Investors have reacted by showing reduced optimism about the prospect for corporate profits globally and by reining in risk. They have increased cash allocations, reduced equity holdings and taken on greater protection.

“With neither inflation nor recession posing a threat, we believe the equity bull market is far from over and investors should be putting excess cash into risk assets,” said Michael Hartnett, chief investment strategist at BofA Merrill Lynch Global Research.

“We see signs that recent exuberance in sentiment and positioning in Europe is waning. While Europe’s recovery remains in play, markets likely need to consolidate further before resuming their upward trend,” said John Bilton, European investment strategist.
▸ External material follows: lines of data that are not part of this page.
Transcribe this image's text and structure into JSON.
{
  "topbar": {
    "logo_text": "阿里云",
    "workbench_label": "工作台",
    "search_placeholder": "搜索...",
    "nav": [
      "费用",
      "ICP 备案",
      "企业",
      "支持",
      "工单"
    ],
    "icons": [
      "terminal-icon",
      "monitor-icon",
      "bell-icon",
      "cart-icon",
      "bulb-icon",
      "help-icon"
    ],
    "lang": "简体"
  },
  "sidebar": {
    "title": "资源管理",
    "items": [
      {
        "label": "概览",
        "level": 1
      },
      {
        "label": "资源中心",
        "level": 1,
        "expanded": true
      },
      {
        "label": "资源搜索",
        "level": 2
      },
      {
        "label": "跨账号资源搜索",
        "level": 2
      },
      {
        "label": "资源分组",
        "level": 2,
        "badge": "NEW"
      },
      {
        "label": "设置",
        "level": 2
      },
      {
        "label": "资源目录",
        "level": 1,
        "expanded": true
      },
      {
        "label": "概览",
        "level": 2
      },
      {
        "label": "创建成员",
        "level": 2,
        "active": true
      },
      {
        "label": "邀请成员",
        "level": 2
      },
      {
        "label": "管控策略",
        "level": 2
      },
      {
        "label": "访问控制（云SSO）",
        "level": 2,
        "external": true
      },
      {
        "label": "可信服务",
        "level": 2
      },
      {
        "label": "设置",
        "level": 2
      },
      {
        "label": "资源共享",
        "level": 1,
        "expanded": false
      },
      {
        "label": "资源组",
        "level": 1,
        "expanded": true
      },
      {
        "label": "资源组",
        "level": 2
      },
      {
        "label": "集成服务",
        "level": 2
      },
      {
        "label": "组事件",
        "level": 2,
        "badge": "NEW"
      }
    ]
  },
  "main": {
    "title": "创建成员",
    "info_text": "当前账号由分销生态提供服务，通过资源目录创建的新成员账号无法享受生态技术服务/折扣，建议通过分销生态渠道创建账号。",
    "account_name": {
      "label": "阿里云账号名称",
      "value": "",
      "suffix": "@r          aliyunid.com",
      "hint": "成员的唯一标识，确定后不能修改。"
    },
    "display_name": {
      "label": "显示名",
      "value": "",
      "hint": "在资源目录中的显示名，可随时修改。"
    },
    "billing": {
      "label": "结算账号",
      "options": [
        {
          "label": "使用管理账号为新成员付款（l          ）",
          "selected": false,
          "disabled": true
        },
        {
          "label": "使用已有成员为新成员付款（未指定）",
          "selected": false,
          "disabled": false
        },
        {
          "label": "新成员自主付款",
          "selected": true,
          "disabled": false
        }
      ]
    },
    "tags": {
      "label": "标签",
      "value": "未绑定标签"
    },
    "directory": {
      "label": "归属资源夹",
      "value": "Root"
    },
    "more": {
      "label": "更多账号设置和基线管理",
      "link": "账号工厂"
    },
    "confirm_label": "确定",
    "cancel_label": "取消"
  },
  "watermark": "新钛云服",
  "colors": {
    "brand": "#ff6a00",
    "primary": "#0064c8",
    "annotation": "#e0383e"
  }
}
Corporate optimism off highs

Investors have scaled back their belief in a vibrant recovery in corporate profit growth – but remain positive. A net 40%t of global investors believe that global profits will improve in the coming 12 months, down from a net 45% in February. A net 12% say that it’s unlikely corporate profits will rise by 10% or more in the year ahead, up from 4% of the panel taking that view in February.

At the same time, investor demand for companies to borrow and invest has eased. A net 34% of respondents say that corporate balance sheets are underleveraged, down from a net 40% last month. A net 63% believe that companies are underinvesting, down from last month’s high of a net 67%.

Sectoral allocations this month reinforce a defensive mindset with a sharp fall in allocations towards banks and a rise in allocations to energy companies and utilities.

Hedge funds take risk-off stance

Hedge fund managers provide an illustration of the risk-off mentality taking shape in this month’s survey, having reduced both leverage and exposure to equities. The weighted average ratio of gross assets to capital has fallen to 1.34 times from 1.49 times, the lowest in 20 months. Thirty-one percent of hedge funds have a leverage ratio of less than one time – compared with 19% in January.

Weighted net exposure to equities has fallen to 29%, down three percentage points month-on-month from 38 percent in January and the lowest since June 2012.

Emerging market sentiment close to lows?

The investor panel has indicated that sentiment towards global emerging markets is close to reaching a low and that improvement is in sight. While the view towards China has deteriorated further, investors see scope to return to the region.

A net 47% of regional fund managers in Japan, Asia Pacific and global emerging markets expect China’s economy to weaken in the coming year, up from a net 41% a month ago. The proportion of global asset allocators underweight emerging market equities has risen two percentage points month-on-month to a net 31% – a new record low.

On the brighter side, investors have indicated that they see value in the region. A record net 49% of the global panel believes that emerging markets is the most undervalued of the regions, compared with a net 36 percent in January. Furthermore, the proportion saying that emerging markets is the region they would most like to underweight in the coming year has fallen three percentage points month-on-month to a net 21%.